Public voice and research
Rajan publishes regularly across leading outlets. In Inc. (January 2026), she shared a practical field guide on where Gemini, ChatGPT, Claude, and Gamma shine - and how to assemble a "productivity stack" that fits the work, not the hype.
On the Freshworks blog (December 2025), she laid out a decision framework for using AI as a thinking amplifier. B2BNN (February 2026) featured her analysis of the leadership gap that undermines AI programs. She hosted an Operators Guild session in January 2026 on how company metrics are shifting in the age of AI.

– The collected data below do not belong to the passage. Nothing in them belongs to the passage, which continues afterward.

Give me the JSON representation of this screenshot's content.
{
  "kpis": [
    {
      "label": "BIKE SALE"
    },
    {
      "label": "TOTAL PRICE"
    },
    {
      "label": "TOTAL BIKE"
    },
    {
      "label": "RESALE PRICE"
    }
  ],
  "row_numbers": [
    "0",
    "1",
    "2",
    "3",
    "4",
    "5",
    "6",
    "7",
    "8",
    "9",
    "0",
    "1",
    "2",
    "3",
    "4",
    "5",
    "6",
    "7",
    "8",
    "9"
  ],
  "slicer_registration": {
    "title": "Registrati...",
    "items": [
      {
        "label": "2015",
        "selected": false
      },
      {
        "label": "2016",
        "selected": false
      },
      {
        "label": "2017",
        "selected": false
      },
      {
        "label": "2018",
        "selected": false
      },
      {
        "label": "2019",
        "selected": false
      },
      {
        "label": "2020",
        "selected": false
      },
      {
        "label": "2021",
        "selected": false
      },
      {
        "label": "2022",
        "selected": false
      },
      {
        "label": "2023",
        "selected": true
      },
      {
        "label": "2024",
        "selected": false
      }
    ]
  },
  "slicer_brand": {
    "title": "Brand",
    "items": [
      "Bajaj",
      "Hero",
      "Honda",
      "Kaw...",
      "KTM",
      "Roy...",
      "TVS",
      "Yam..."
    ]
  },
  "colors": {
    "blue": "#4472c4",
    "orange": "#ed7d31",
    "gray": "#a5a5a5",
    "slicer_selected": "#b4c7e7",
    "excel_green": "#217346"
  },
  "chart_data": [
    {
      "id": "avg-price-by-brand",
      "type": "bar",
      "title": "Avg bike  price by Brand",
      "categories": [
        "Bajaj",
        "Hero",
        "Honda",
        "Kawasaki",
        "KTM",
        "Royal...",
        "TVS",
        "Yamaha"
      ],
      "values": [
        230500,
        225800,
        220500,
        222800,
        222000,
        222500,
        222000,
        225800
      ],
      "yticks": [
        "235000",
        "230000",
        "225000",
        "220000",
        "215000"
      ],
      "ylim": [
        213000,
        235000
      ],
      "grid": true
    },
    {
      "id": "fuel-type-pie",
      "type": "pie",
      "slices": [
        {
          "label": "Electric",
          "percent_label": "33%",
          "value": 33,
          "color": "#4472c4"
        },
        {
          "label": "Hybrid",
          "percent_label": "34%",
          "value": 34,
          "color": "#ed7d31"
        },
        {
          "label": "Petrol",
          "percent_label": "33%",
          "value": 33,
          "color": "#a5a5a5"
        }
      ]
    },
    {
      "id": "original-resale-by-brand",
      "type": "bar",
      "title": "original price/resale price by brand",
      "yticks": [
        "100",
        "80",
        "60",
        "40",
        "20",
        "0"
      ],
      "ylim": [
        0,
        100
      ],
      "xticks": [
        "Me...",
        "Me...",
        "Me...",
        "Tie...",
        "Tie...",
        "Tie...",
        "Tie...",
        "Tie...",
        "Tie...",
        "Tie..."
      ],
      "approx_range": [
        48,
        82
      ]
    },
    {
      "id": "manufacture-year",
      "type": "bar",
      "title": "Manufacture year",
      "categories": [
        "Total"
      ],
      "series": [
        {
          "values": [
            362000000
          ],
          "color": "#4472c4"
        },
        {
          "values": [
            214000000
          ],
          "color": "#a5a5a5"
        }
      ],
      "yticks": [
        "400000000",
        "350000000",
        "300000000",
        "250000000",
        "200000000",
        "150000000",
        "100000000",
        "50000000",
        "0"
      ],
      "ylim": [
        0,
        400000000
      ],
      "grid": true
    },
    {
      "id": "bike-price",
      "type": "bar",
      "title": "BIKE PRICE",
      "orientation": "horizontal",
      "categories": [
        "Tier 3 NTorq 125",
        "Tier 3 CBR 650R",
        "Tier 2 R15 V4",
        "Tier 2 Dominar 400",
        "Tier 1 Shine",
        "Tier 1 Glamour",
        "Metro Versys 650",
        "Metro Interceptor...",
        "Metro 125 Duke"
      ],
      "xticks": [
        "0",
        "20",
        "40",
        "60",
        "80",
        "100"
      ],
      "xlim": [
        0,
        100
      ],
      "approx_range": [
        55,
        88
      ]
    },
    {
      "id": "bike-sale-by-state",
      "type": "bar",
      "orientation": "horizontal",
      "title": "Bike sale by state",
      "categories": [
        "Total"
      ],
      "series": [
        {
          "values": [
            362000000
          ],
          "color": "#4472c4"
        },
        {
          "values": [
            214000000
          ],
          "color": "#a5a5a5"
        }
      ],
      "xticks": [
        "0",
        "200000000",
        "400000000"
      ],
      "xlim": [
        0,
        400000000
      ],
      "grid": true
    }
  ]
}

Her academic work explores leadership competencies for enterprise AI adoption. She holds a Doctor of Business Administration and has been cited in scholarly research.
Beyond enterprise: civic impact
Rajan has applied her build-first mindset in civic initiatives as well. As an ambassador with FWD.us in Boston, she led a skilled tech team that developed a crowdsourced heat map to connect constituents with legislators and highlight policy stances - a simple tool built for action.
A strategy-first stance on AI
Rajan sits at the intersection of strategy, implementation, and organizational change. She focuses on what most companies miss: how to operationalize AI so it improves decisions, workflows, and outcomes inside real constraints.
Her lens cuts through noise. Which decisions stay human? Which steps get automated? What structure and skills make performance durable? That's where her work lives.
What 2026 demands from leaders
- Set a 90-day AI portfolio: Identify 3-5 use cases tied to P&L metrics. Kill anything that can't prove value fast.
- Make data usable: Define sources of truth, access controls, and feedback loops. Good AI needs clean inputs and context.
- Stand up lightweight governance: Decision rights, model selection standards, risk thresholds, and change management in one clear doc.
- Operationalize verification: Add sampling, benchmark tasks, and error reporting to production workflows.
- Institutionalize enablement: Train by role, certify skills, and reward teams for measurable outcomes.
For strategy leaders who want to move faster
If you're building executive muscle for AI-led operations, see AI for Executives & Strategy for frameworks, use cases, and skills that map to the responsibilities on your desk.
Bottom line
Rajan's message is steady across every venue: use AI to think better, ship faster, and decide with clarity - without surrendering strategic ownership. For organizations pushing past pilots, the path is clear: amplify human thinking, verify relentlessly, build capability, and measure what matters.
That's how AI becomes a durable advantage - not a one-off experiment.